Pocas cosas más satisfactorias intelectualmente, que compartir autoría con un profesor tuyo al que admiras. El 2022 tuve la fortuna de elaborar con él “Gas Costs in Increasing Electricity Prices in Europe Is Only Half the Story. Taxing Windfall Profits Better Than Regulatory Changes in a Rush”.  Una aportación al debate, sin más pretensiones, que no conseguimos que nos publicaran fuera de Social Sciences Research Network (SSRN). El bromeaba diciendo que era la conspiración del pensamiento único. Pero lo que no es broma es lo que recordaba en su libro de 2021 “Complejidad y Resiliencia Fiscal”. Subtitulado “Riesgos sistémicos – Impuestos sistémicos”: “La complejidad es el nombre de la realidad en la que habitamos. Es difícil de aceptar porque viene a destruir cualquiera de las certezas en las que crecimos. Esto sirve para cualquier reflexión y fracción de verdad a la que aspiremos.
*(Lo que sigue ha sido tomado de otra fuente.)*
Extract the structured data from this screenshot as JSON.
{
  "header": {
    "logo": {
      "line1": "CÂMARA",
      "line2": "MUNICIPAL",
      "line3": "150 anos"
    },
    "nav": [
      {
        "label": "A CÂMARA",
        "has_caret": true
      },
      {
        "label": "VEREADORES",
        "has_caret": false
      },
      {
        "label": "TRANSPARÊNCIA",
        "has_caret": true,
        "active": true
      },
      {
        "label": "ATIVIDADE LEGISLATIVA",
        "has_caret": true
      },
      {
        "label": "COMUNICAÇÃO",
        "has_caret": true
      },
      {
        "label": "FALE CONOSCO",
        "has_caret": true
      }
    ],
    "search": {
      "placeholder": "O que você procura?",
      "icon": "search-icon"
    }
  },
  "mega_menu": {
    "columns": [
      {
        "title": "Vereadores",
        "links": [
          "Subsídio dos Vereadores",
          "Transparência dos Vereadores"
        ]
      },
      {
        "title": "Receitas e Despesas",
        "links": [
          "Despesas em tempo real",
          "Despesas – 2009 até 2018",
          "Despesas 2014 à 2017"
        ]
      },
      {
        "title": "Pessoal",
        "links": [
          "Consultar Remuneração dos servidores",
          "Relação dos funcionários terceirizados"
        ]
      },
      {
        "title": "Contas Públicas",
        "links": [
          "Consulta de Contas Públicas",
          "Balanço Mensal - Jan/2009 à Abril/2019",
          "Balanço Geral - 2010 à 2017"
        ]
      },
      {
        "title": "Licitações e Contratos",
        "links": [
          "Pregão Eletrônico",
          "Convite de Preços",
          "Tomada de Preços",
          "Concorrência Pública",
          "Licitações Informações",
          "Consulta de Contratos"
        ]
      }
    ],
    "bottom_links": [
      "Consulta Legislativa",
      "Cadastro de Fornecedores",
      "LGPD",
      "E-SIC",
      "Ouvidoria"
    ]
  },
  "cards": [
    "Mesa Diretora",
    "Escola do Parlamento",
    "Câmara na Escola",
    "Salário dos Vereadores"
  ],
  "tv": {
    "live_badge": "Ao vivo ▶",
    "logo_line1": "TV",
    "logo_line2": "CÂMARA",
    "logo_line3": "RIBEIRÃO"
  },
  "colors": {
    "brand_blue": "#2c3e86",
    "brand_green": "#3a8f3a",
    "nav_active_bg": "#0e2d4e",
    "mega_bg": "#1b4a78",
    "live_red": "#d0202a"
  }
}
No hay respuestas simples que nos ayuden frente a los problemas actuales”. Analizar el contexto con detalle, con pretensión de exhaustividad, a partir de lo cual proponer medidas es, de todas las lecciones que nos dejó, aquella que hoy, al recordarlo, me permito subrayar.  En la actualidad no es lo que está de moda para ganar elecciones; pero si alguna cosa no importaba a Tulio Rosembuj era ir a la moda intelectual del momento.

Por no dar la razón a quienes en catalán dicen que, “quan li dones el micro a un professor universitari, ja has begut oli”/ “cuando le das el micro a un profesor universitario ya has bebido aceite” en especial si dice voy a ser breve, no lo diré.  Termino invitándolos a recordar su sonrisa, como de niño que ha hecho una pequeña diablura y su esperanza esforzada en un futuro más justo.